それが彼らのパフォーマンス向上に繋がっていたのかもしれません。

戦闘配置

快適な戦艦であったことから他の軍艦の乗組員達から「大和ホテル」などと皮肉も言われていた大和乗組員達でしたが、戦争が激しくなるとその状況も一変してしまいます。

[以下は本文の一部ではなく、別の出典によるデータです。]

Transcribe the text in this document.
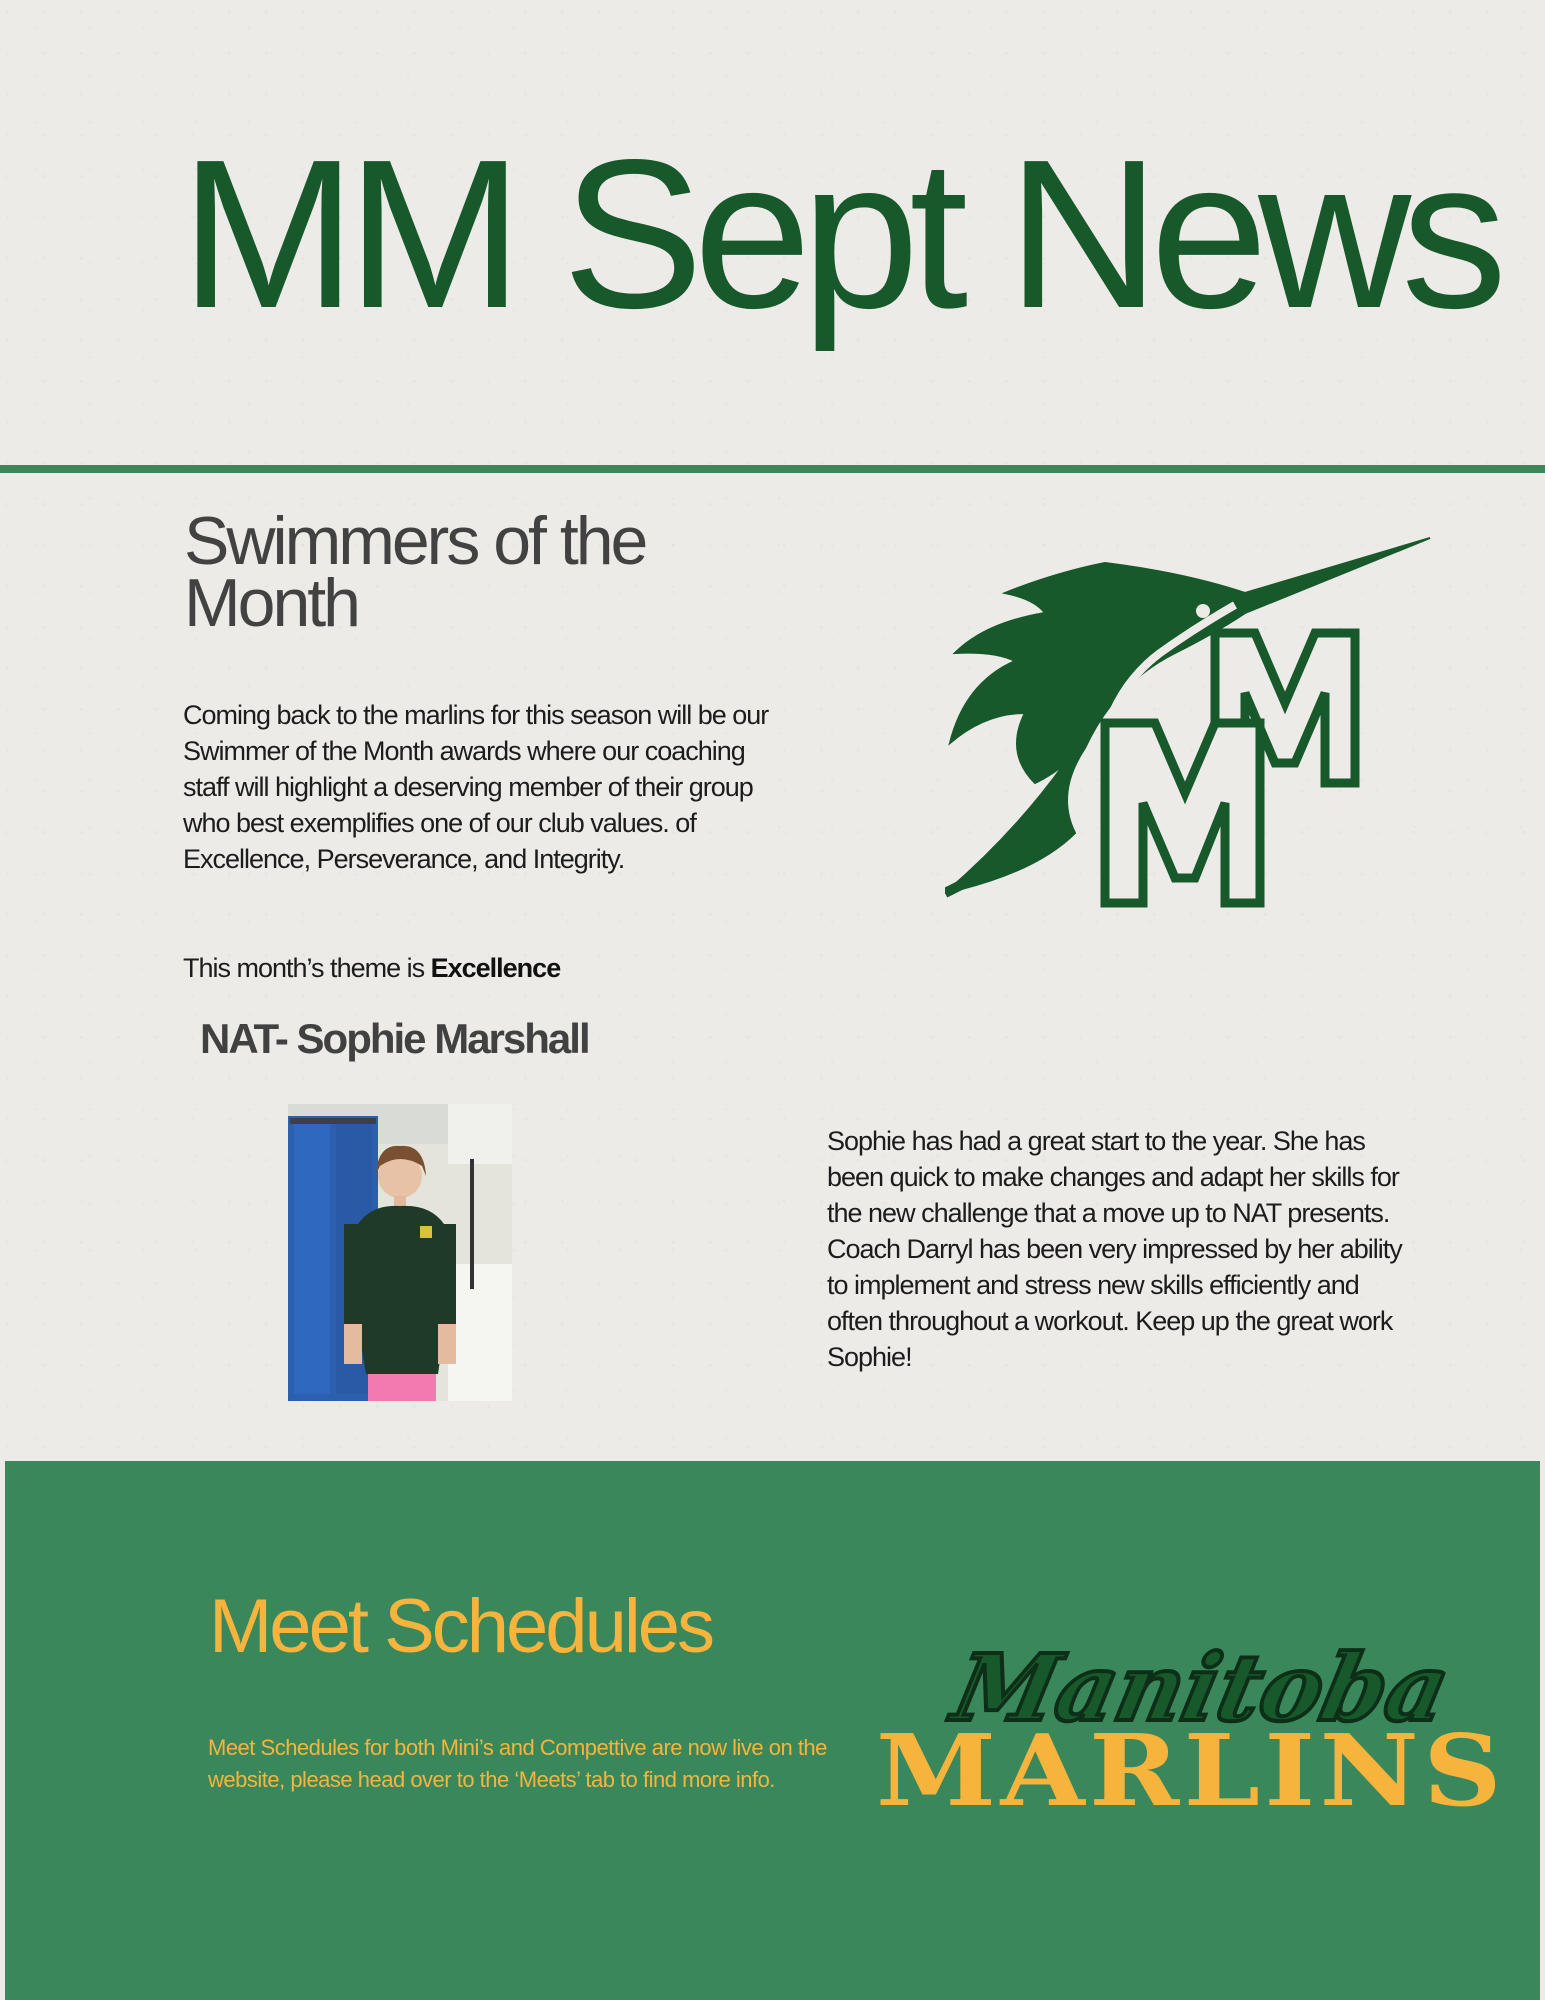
MM Sept News
Swimmers of the
Month

Coming back to the marlins for this season will be our Swimmer of the Month awards where our coaching staff will highlight a deserving member of their group who best exemplifies one of our club values. of Excellence, Perseverance, and Integrity.

This month’s theme is Excellence

NAT- Sophie Marshall

Sophie has had a great start to the year. She has been quick to make changes and adapt her skills for the new challenge that a move up to NAT presents. Coach Darryl has been very impressed by her ability to implement and stress new skills efficiently and often throughout a workout. Keep up the great work Sophie!

Meet Schedules

Meet Schedules for both Mini’s and Compettive are now live on the website, please head over to the ‘Meets’ tab to find more info.

Manitoba
MARLINS
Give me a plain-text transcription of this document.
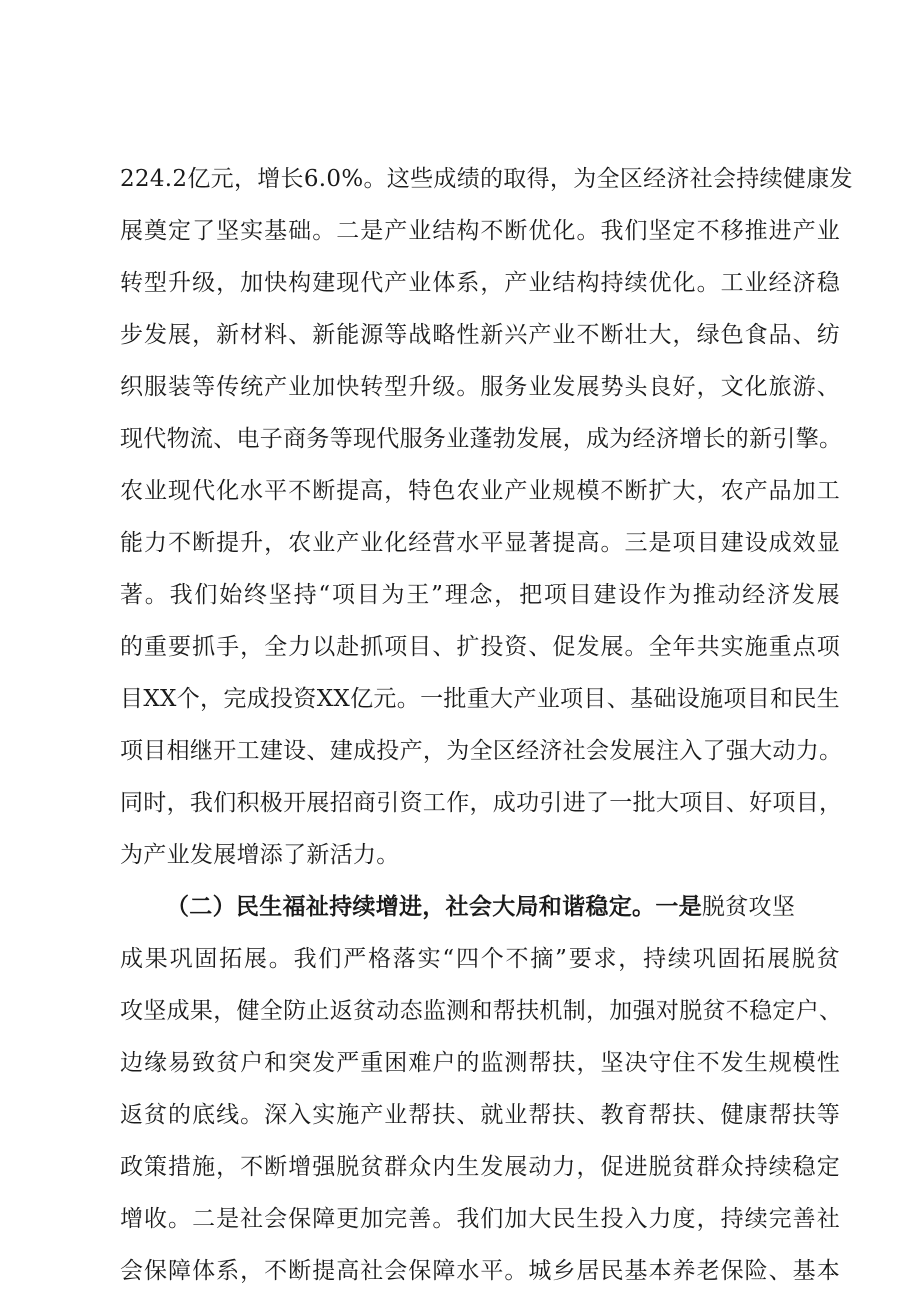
224.2亿元，增长6.0%。这些成绩的取得，为全区经济社会持续健康发
展奠定了坚实基础。二是产业结构不断优化。我们坚定不移推进产业
转型升级，加快构建现代产业体系，产业结构持续优化。工业经济稳
步发展，新材料、新能源等战略性新兴产业不断壮大，绿色食品、纺
织服装等传统产业加快转型升级。服务业发展势头良好，文化旅游、
现代物流、电子商务等现代服务业蓬勃发展，成为经济增长的新引擎。
农业现代化水平不断提高，特色农业产业规模不断扩大，农产品加工
能力不断提升，农业产业化经营水平显著提高。三是项目建设成效显
著。我们始终坚持“项目为王”理念，把项目建设作为推动经济发展
的重要抓手，全力以赴抓项目、扩投资、促发展。全年共实施重点项
目XX个，完成投资XX亿元。一批重大产业项目、基础设施项目和民生
项目相继开工建设、建成投产，为全区经济社会发展注入了强大动力。
同时，我们积极开展招商引资工作，成功引进了一批大项目、好项目，
为产业发展增添了新活力。
（二）民生福祉持续增进，社会大局和谐稳定。一是脱贫攻坚
成果巩固拓展。我们严格落实“四个不摘”要求，持续巩固拓展脱贫
攻坚成果，健全防止返贫动态监测和帮扶机制，加强对脱贫不稳定户、
边缘易致贫户和突发严重困难户的监测帮扶，坚决守住不发生规模性
返贫的底线。深入实施产业帮扶、就业帮扶、教育帮扶、健康帮扶等
政策措施，不断增强脱贫群众内生发展动力，促进脱贫群众持续稳定
增收。二是社会保障更加完善。我们加大民生投入力度，持续完善社
会保障体系，不断提高社会保障水平。城乡居民基本养老保险、基本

昭和19年6月のマリアナ沖海戦の頃から、大和が受ける攻撃も激しくなります。
アメリカ軍は大和の近くまで戦闘機で迫ってきます。
空を自由に飛び回る戦闘機相手に大和は追い詰められていったのでした。

その頃から大和の中ではある病気が蔓延します。
それは虫垂炎でした。

今までの快適な環境から一変して戦闘配置につきます。
食事も変わり一気に乗組員達をストレスが襲ってしまったのです。
このストレスが虫垂炎の原因だと考えられます。

さらに戦闘時配置時は大和の中は無音となります。
この無音が乗組員達を恐怖に落とし込むのです。
音のない閉鎖された空間の中にいると、感覚がどんどん研ぎ澄まされていきます。
恐怖と直面することになった乗組員達を過度なストレスが襲ったのでした。

 

世界一の戦艦と呼ばれた戦艦大和。
元乗組員達は大和での規則正しい生活が、今の自分を作っているとおしゃっています。
彼らは90歳を過ぎても元気で暮らしています。

沖縄の海で悲劇をむかえた戦艦大和は、海の底で平和で健康な暮らしを願っているのかもしれません。